While Malkin and three colleagues from the upper house of parliament were in the United States, Russia’s lower house was adopting a law requiring non-governmental organizations that accept foreign money and engage in election monitoring, human rights advocacy and corruption fighting to declare themselves as foreign agents.
Russian activists say the foreign agent law, which the upper house, the Federation Council, is expected to rubber-stamp this week, was pushed along in retaliation for the Magnitsky bill.
Such are the challenges of the reset, a course President Obama set upon while taking office to transform deteriorated relations by finding areas of common interest. On those grounds, the administration declares it a success, with agreement on the New START nuclear weapons treaty, Russian membership in the World Trade Organization, cooperation on Iran and permission to supply Afghanistan through Russian territory.
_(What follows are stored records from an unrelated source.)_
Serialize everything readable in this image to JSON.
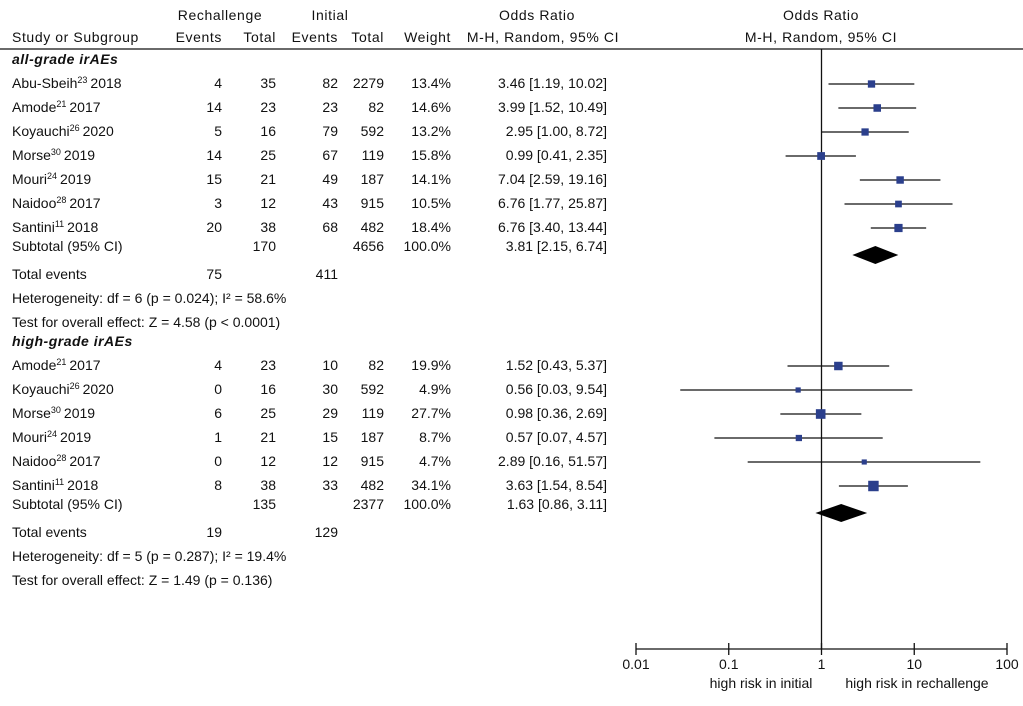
{
  "chart_data": {
    "type": "forest",
    "headers": {
      "group_rechallenge": "Rechallenge",
      "group_initial": "Initial",
      "odds_ratio_left": "Odds Ratio",
      "odds_ratio_right": "Odds Ratio",
      "study": "Study or Subgroup",
      "events_r": "Events",
      "total_r": "Total",
      "events_i": "Events",
      "total_i": "Total",
      "weight": "Weight",
      "method_left": "M-H, Random, 95% CI",
      "method_right": "M-H, Random, 95% CI"
    },
    "axis": {
      "scale": "log",
      "range": [
        0.01,
        100
      ],
      "ticks": [
        0.01,
        0.1,
        1,
        10,
        100
      ],
      "tick_labels": [
        "0.01",
        "0.1",
        "1",
        "10",
        "100"
      ],
      "label_left": "high risk in initial",
      "label_right": "high risk in rechallenge"
    },
    "groups": [
      {
        "title": "all-grade irAEs",
        "studies": [
          {
            "author": "Abu-Sbeih",
            "ref": "23",
            "year": "2018",
            "events_r": "4",
            "total_r": "35",
            "events_i": "82",
            "total_i": "2279",
            "weight": "13.4%",
            "ci_text": "3.46 [1.19, 10.02]",
            "or": 3.46,
            "lo": 1.19,
            "hi": 10.02,
            "w": 13.4
          },
          {
            "author": "Amode",
            "ref": "21",
            "year": "2017",
            "events_r": "14",
            "total_r": "23",
            "events_i": "23",
            "total_i": "82",
            "weight": "14.6%",
            "ci_text": "3.99 [1.52, 10.49]",
            "or": 3.99,
            "lo": 1.52,
            "hi": 10.49,
            "w": 14.6
          },
          {
            "author": "Koyauchi",
            "ref": "26",
            "year": "2020",
            "events_r": "5",
            "total_r": "16",
            "events_i": "79",
            "total_i": "592",
            "weight": "13.2%",
            "ci_text": "2.95 [1.00, 8.72]",
            "or": 2.95,
            "lo": 1.0,
            "hi": 8.72,
            "w": 13.2
          },
          {
            "author": "Morse",
            "ref": "30",
            "year": "2019",
            "events_r": "14",
            "total_r": "25",
            "events_i": "67",
            "total_i": "119",
            "weight": "15.8%",
            "ci_text": "0.99 [0.41, 2.35]",
            "or": 0.99,
            "lo": 0.41,
            "hi": 2.35,
            "w": 15.8
          },
          {
            "author": "Mouri",
            "ref": "24",
            "year": "2019",
            "events_r": "15",
            "total_r": "21",
            "events_i": "49",
            "total_i": "187",
            "weight": "14.1%",
            "ci_text": "7.04 [2.59, 19.16]",
            "or": 7.04,
            "lo": 2.59,
            "hi": 19.16,
            "w": 14.1
          },
          {
            "author": "Naidoo",
            "ref": "28",
            "year": "2017",
            "events_r": "3",
            "total_r": "12",
            "events_i": "43",
            "total_i": "915",
            "weight": "10.5%",
            "ci_text": "6.76 [1.77, 25.87]",
            "or": 6.76,
            "lo": 1.77,
            "hi": 25.87,
            "w": 10.5
          },
          {
            "author": "Santini",
            "ref": "11",
            "year": "2018",
            "events_r": "20",
            "total_r": "38",
            "events_i": "68",
            "total_i": "482",
            "weight": "18.4%",
            "ci_text": "6.76 [3.40, 13.44]",
            "or": 6.76,
            "lo": 3.4,
            "hi": 13.44,
            "w": 18.4
          }
        ],
        "subtotal": {
          "label": "Subtotal (95% CI)",
          "total_r": "170",
          "total_i": "4656",
          "weight": "100.0%",
          "ci_text": "3.81 [2.15, 6.74]",
          "or": 3.81,
          "lo": 2.15,
          "hi": 6.74
        },
        "total_events": {
          "label": "Total events",
          "r": "75",
          "i": "411"
        },
        "heterogeneity": "Heterogeneity:  df = 6 (p = 0.024); I² = 58.6%",
        "overall_effect": "Test for overall effect: Z = 4.58 (p < 0.0001)"
      },
      {
        "title": "high-grade irAEs",
        "studies": [
          {
            "author": "Amode",
            "ref": "21",
            "year": "2017",
            "events_r": "4",
            "total_r": "23",
            "events_i": "10",
            "total_i": "82",
            "weight": "19.9%",
            "ci_text": "1.52 [0.43, 5.37]",
            "or": 1.52,
            "lo": 0.43,
            "hi": 5.37,
            "w": 19.9
          },
          {
            "author": "Koyauchi",
            "ref": "26",
            "year": "2020",
            "events_r": "0",
            "total_r": "16",
            "events_i": "30",
            "total_i": "592",
            "weight": "4.9%",
            "ci_text": "0.56 [0.03, 9.54]",
            "or": 0.56,
            "lo": 0.03,
            "hi": 9.54,
            "w": 4.9
          },
          {
            "author": "Morse",
            "ref": "30",
            "year": "2019",
            "events_r": "6",
            "total_r": "25",
            "events_i": "29",
            "total_i": "119",
            "weight": "27.7%",
            "ci_text": "0.98 [0.36, 2.69]",
            "or": 0.98,
            "lo": 0.36,
            "hi": 2.69,
            "w": 27.7
          },
          {
            "author": "Mouri",
            "ref": "24",
            "year": "2019",
            "events_r": "1",
            "total_r": "21",
            "events_i": "15",
            "total_i": "187",
            "weight": "8.7%",
            "ci_text": "0.57 [0.07, 4.57]",
            "or": 0.57,
            "lo": 0.07,
            "hi": 4.57,
            "w": 8.7
          },
          {
            "author": "Naidoo",
            "ref": "28",
            "year": "2017",
            "events_r": "0",
            "total_r": "12",
            "events_i": "12",
            "total_i": "915",
            "weight": "4.7%",
            "ci_text": "2.89 [0.16, 51.57]",
            "or": 2.89,
            "lo": 0.16,
            "hi": 51.57,
            "w": 4.7
          },
          {
            "author": "Santini",
            "ref": "11",
            "year": "2018",
            "events_r": "8",
            "total_r": "38",
            "events_i": "33",
            "total_i": "482",
            "weight": "34.1%",
            "ci_text": "3.63 [1.54, 8.54]",
            "or": 3.63,
            "lo": 1.54,
            "hi": 8.54,
            "w": 34.1
          }
        ],
        "subtotal": {
          "label": "Subtotal (95% CI)",
          "total_r": "135",
          "total_i": "2377",
          "weight": "100.0%",
          "ci_text": "1.63 [0.86, 3.11]",
          "or": 1.63,
          "lo": 0.86,
          "hi": 3.11
        },
        "total_events": {
          "label": "Total events",
          "r": "19",
          "i": "129"
        },
        "heterogeneity": "Heterogeneity: df = 5 (p = 0.287); I² = 19.4%",
        "overall_effect": "Test for overall effect: Z = 1.49 (p = 0.136)"
      }
    ],
    "colors": {
      "marker": "#2b3f8c",
      "line": "#111111",
      "diamond": "#000000"
    }
  }
}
Now comes the retrenchment, with Russia blocking U.S. initiatives to resolve the conflict in Syria, threatening retaliation if the West proceeds with a missile defense system in Europe and cracking down on democracy-building organizations that receive U.S. funds.
Between lobbying Congress and meeting with administration officials, Malkin was off to Chicago, where he promoted the opening of a Russian consulate and met with political, financial and cultural figures.
In Washington, his delegation was trying to convince American leaders that they were wrong about Sergei Magnitsky, a Russian who was working for an American law firm in Moscow when he uncovered a $230 million tax fraud. When Magnitsky accused Russian police and tax officials of the crime, they arrested him. After nearly a year in pretrial detention, he died in prison at 37.
Russia’s presidential human rights commission has rejected official explanations that Magnitsky died of natural causes and suggested that he may have been tortured. U.S. and European officials have asserted that Russia has covered up the facts and have been considering sanctions, with U.S. legislators naming a bill in Magnitsky’s honor. Russia’s leadership regards the bill as an insulting interference in its domestic affairs.